Got some cod in the freezer give this a try...
The mashed potatoes gives them a velvety texture!!
This recipe makes about 36 Cakes and can be cut in half... You can use Cod, Ling Albacore tuna, Striped bass, Bluefish(dark meat removed) also. The best cakes are those that use a combination of fish.
Ingredients
3-4 lbs Cod
3 eggs
1 1/2 Cups Italian seasoned bread crumbs
1 cup mashed potatoes
1/4 real mayo
1/4 cup Dijon mustard
1/4 cup olive oil
1 cup Canola/Vegetable oil ( for frying )
Spices
2 tablespoons kosher salt to salt water when boiling fish
1/4 tablespoon celery salt
2 teaspoon dry parsley
1 teaspoon paprika2 ground cloves
2 ground cloves
1/4 teaspoon ground mustard seeds
1/4 teaspoon ground cardamom
2 ground bay leaves
1/4 tablespoon black pepper
1/4 tablespoon celery salt
Vegetables
5 Stalks of celery
1 Red pepper
1 Yellow pepper
1 Green pepper
1 lg Sweet onion
4 Carrots
1 cup frozen corn
1) Boil Cod in salted water till done, 15-20 minutes at the most and drain (Get water w/kosher salt boiling before you put in the cod)
2) Chop all vegetables except corn
3) Pour olive oil in pan, heat pan and cook all vegetables until med soft; about 15 minutes add corn the last 5 minutes.

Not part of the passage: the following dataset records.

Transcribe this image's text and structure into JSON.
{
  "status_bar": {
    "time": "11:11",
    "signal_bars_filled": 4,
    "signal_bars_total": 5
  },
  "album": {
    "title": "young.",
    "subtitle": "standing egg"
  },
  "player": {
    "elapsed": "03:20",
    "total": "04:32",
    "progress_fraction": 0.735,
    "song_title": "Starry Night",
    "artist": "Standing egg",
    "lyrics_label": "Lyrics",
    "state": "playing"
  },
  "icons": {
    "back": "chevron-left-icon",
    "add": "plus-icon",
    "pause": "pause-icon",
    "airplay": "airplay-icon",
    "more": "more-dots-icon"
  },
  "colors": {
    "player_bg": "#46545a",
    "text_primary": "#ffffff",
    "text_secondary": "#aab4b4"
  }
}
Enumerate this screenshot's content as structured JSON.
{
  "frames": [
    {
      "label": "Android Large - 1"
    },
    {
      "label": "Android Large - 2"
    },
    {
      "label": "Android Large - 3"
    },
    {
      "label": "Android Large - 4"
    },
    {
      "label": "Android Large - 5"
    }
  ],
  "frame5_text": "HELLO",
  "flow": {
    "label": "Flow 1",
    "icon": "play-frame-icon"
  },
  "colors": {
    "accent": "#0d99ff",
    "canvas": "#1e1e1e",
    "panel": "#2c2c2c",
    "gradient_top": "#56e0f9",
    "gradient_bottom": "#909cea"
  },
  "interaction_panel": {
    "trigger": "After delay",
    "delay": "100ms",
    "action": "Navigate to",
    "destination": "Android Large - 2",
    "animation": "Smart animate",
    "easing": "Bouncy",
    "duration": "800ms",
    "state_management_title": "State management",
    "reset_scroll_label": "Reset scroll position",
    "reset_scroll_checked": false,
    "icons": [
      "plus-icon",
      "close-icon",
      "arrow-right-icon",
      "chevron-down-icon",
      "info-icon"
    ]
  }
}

Set aside. Let cool.
4) Add all spices to vegetables, mix well
5) Beat eggs, mayo, mustard in a bowl
6) In a large bowl add all vegetables, egg mixture to fish and mix well, breaking up the fish.
7) Add Bread crumbs and potatoes until it is a paste like consistency
8 ) Form into 1/3 cup size cakes and fry in Canola oil. Drain cakes on paper towel and serve with tartar sauce.